Por ahora guardaré prudente silencio sobre estos sucesos, pues decidido estoy a seguir al pie de la letra la reservadísima escuela del diplomático; y así os digo:

«No, no me obliguéis a hablar, no me obliguéis, abusando de la dulce amistad, a que revele estos secretos de que tal vez depende la suerte del mundo. No me seduzcáis con ruegos y cariñosas sugestiones que en vano atacan el inexpugnable alcázar de mi discreción».

A pesar de esto, ¿insistís, importunos amigos? Nada más os digo por ahora, sino que la familia de Inés salió para Madrid hacia fin de mes y en los días en que el ejército vencedor marchaba también hacia la capital de España. Esta circunstancia me permitió ir en la escolta que por el camino debía custodiar a tan esclarecida comitiva; así es que formé con los diez de a caballo que galopaban a la zaga de los dos coches. ¡Ay! Por la portezuela de uno de ellos solía asomarse durante las paradas una linda cabeza, cuyos ojos se recreaban en la marcial apostura del pequeño escuadrón.

—Estos valerosos muchachos, hija mía —le decía su padre—, son los que en los campos de Bailén echaron por tierra con belicosa furia al coloso de Europa. Veo que les miras mucho, lo cual me prueba tu entusiasmo por las glorias patrias.
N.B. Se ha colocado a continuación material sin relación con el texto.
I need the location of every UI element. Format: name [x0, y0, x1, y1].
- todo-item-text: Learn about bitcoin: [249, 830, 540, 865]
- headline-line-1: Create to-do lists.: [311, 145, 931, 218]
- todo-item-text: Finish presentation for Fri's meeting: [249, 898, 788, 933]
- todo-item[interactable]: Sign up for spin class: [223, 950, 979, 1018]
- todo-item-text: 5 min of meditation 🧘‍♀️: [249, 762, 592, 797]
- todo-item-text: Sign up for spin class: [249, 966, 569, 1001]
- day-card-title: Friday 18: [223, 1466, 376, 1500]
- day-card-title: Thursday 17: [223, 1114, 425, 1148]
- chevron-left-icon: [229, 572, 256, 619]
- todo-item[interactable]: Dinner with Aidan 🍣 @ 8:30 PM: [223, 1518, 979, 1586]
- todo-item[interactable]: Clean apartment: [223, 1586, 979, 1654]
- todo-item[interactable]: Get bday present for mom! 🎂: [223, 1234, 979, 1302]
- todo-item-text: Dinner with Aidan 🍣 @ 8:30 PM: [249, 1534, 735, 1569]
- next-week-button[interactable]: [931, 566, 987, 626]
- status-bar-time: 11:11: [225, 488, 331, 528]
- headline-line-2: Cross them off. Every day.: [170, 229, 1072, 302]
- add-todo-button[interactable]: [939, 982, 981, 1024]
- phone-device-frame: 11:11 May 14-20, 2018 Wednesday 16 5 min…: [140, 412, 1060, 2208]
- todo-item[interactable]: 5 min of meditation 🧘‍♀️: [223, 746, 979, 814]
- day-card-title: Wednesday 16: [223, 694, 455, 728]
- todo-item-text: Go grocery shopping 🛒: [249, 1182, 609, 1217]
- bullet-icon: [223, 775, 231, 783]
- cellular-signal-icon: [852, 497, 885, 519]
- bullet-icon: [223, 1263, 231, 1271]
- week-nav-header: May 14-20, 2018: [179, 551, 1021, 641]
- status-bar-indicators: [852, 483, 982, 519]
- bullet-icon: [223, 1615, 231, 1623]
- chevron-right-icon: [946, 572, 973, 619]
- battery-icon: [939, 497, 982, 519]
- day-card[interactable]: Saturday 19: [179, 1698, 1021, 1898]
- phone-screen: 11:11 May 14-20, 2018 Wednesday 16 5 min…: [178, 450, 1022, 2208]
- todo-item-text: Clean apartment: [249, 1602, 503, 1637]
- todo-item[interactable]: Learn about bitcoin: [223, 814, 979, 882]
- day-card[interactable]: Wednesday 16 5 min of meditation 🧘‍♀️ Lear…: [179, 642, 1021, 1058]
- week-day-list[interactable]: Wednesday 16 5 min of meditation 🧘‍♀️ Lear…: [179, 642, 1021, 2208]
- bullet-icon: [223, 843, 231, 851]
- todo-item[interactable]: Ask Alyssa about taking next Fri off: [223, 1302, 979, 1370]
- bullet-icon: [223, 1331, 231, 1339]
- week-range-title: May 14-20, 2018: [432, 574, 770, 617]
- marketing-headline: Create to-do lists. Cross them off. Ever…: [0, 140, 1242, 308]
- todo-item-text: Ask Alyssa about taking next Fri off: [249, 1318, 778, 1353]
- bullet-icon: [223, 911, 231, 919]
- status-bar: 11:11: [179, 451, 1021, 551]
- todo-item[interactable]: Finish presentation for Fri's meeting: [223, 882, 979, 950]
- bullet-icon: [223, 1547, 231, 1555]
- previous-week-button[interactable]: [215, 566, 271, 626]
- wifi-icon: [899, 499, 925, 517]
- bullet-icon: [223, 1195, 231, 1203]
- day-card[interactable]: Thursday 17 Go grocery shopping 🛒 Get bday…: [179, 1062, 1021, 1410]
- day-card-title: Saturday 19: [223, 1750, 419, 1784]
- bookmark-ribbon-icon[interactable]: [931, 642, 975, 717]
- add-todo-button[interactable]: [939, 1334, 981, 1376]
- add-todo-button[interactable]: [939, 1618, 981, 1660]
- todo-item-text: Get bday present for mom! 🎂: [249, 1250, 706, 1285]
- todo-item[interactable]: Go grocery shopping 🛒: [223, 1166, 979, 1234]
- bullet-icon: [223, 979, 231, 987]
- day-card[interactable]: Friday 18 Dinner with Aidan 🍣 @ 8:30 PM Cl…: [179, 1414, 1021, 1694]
Basta con esto, señores, y no digo más. En vano me hacen Vds. señas, excitándome a hablar; en vano fingen conocer mentirosos hechos, para que yo les cuente los verídicos. ¿A qué conduce el anticipar la relación de lo que no es de este lugar? A los impacientes les diré que nada ocurrió hasta que llegamos al desfiladero de Despeñaperros. Lo pasábamos en una noche muy oscura, cuando de pronto detuviéronse los coches, oímos gritos, sonó un tiro, y algunos hombres de muy mal aspecto, saltando desde los cercanos matorrales, se arrojaron al camino. Al instante corrimos sable en mano hacia ellos… pero basta ya, y déjenme dormir, pues ni con tenazas me han de sacar una palabra más.